Begitu pula halnya dengan makan daging, Rasulullah tidak selalu dapat menemukannya di setiap waktu untuk dimakan, tetapi dalam waktu yang sama beliau tidak pernah berkeinginan keras untuk mencari dan menyediakannya. Sesungguhnya pada suatu hari beliau pernah dikirimi daging kambing maka yang disajikan kepada beliau adalah kakinya yang memang kesukaannya. Aisyah sebagai istrinya yang lebih mengetahui tentang makanan kesukaan beliau menjelaskan mengapa Rasulullah menyukai kaki kambing.

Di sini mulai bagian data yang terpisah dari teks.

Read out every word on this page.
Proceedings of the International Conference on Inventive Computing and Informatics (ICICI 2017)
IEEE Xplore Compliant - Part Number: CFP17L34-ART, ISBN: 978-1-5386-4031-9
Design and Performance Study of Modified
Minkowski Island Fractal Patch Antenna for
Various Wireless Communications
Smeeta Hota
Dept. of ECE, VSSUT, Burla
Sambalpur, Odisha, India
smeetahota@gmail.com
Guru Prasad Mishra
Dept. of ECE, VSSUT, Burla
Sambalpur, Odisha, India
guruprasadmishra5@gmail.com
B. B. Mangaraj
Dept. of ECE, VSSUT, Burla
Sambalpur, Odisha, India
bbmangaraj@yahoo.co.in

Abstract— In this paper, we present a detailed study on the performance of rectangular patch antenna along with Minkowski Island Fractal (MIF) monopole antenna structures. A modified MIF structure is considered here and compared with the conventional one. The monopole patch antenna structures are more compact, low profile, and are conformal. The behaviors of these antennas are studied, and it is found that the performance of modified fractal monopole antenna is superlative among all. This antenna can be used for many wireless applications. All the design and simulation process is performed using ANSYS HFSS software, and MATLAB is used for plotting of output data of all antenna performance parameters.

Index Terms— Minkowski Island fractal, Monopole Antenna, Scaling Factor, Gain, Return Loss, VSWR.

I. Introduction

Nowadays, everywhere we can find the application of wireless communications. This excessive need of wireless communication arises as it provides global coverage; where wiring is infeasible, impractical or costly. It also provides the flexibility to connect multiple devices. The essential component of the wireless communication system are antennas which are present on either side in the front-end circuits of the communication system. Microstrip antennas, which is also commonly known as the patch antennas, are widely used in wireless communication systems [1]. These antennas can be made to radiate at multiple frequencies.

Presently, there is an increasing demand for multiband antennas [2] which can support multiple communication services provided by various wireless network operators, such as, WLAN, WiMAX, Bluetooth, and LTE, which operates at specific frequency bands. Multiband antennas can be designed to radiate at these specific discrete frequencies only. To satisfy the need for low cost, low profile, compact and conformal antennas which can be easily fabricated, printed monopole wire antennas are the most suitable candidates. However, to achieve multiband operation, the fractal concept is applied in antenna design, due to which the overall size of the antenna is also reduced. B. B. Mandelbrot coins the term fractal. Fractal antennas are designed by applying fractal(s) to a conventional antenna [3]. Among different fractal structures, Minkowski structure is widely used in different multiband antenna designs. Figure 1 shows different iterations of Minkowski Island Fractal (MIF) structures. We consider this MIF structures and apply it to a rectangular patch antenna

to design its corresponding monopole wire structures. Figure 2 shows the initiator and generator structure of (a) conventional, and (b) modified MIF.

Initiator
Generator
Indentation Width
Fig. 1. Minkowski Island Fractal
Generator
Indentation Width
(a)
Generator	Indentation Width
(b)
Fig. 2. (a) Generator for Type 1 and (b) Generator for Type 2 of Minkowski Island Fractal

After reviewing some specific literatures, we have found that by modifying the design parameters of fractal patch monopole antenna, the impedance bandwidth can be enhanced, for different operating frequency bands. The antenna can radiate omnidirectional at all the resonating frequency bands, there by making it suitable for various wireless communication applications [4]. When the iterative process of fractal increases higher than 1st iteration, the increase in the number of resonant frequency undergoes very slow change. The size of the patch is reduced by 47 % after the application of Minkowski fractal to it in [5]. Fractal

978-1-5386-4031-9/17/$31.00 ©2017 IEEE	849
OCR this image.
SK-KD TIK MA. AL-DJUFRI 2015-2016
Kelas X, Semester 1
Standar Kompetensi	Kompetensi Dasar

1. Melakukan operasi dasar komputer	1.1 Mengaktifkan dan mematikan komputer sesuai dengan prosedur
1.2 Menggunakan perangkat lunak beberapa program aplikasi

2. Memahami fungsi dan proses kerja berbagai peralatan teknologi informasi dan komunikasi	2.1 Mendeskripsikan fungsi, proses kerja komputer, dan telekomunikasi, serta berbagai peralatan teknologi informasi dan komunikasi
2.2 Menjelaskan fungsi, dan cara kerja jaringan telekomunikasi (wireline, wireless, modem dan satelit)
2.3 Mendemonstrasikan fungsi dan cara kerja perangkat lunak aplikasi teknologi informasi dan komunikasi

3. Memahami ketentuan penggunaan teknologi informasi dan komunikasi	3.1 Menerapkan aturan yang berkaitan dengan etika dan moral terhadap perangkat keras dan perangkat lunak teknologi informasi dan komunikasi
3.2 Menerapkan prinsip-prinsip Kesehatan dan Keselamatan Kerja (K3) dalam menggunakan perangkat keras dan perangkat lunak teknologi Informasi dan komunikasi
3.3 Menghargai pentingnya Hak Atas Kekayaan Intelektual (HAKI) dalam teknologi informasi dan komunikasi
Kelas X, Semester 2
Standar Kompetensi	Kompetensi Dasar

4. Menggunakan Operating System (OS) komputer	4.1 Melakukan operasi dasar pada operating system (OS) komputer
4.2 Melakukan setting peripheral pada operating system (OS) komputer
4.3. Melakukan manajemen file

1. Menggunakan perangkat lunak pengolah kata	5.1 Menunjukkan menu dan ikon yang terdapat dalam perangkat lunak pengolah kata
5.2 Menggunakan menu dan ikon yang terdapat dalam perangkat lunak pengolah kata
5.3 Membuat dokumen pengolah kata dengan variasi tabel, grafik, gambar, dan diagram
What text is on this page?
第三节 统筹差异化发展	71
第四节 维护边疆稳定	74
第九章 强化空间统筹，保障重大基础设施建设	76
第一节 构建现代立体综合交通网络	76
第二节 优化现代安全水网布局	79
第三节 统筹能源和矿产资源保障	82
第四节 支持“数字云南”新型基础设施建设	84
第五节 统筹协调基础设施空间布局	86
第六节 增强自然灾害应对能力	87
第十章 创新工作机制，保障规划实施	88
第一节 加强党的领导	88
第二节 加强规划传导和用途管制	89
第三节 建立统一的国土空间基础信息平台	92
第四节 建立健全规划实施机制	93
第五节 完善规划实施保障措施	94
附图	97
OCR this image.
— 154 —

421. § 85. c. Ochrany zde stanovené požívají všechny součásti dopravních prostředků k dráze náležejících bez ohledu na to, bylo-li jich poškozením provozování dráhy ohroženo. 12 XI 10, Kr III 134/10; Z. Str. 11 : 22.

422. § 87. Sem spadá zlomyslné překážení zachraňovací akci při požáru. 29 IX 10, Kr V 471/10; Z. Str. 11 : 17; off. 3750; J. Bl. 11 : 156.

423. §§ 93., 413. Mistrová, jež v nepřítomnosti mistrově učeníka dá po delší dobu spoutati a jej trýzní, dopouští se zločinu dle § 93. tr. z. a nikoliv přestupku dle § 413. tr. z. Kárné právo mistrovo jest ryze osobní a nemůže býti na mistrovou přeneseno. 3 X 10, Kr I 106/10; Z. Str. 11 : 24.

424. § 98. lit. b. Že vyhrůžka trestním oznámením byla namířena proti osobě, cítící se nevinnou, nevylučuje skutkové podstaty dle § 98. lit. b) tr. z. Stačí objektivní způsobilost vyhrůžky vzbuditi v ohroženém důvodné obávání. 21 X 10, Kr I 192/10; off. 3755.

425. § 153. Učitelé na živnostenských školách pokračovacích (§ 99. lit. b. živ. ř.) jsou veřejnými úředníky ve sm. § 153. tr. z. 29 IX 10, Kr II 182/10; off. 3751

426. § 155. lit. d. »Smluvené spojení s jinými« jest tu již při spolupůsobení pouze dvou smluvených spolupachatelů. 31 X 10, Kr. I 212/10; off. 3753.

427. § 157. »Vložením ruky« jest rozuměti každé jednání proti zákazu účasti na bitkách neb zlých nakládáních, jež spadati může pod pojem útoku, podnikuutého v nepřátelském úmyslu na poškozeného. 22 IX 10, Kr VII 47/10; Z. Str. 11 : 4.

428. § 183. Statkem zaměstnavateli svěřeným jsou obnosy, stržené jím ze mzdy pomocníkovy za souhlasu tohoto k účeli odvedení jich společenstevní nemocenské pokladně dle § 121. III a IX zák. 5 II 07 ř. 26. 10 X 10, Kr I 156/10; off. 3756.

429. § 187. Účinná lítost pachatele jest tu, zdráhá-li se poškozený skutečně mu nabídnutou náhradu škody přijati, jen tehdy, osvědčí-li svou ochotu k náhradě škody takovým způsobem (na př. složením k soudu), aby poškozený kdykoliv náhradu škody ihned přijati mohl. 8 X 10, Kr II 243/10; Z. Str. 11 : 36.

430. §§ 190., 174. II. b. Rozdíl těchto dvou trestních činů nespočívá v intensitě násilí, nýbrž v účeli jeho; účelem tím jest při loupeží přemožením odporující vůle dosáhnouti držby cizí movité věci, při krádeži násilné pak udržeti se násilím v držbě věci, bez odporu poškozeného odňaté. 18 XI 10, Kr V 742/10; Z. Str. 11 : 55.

Aisyah menceritakan sebagai berikut :

“Sebenarnya bukan daging kaki kambing yang paling disukai oleh Rasulullah, melainkan beliau jarang menjumpai daging dan beliau selalu menyegerakan kaki kambing karena memang kaki kambing adalah bagian dari kambing yang lebih cepat masaknya.” (HR. Tirmidzi, Kitabul Ath’imah No. 1761).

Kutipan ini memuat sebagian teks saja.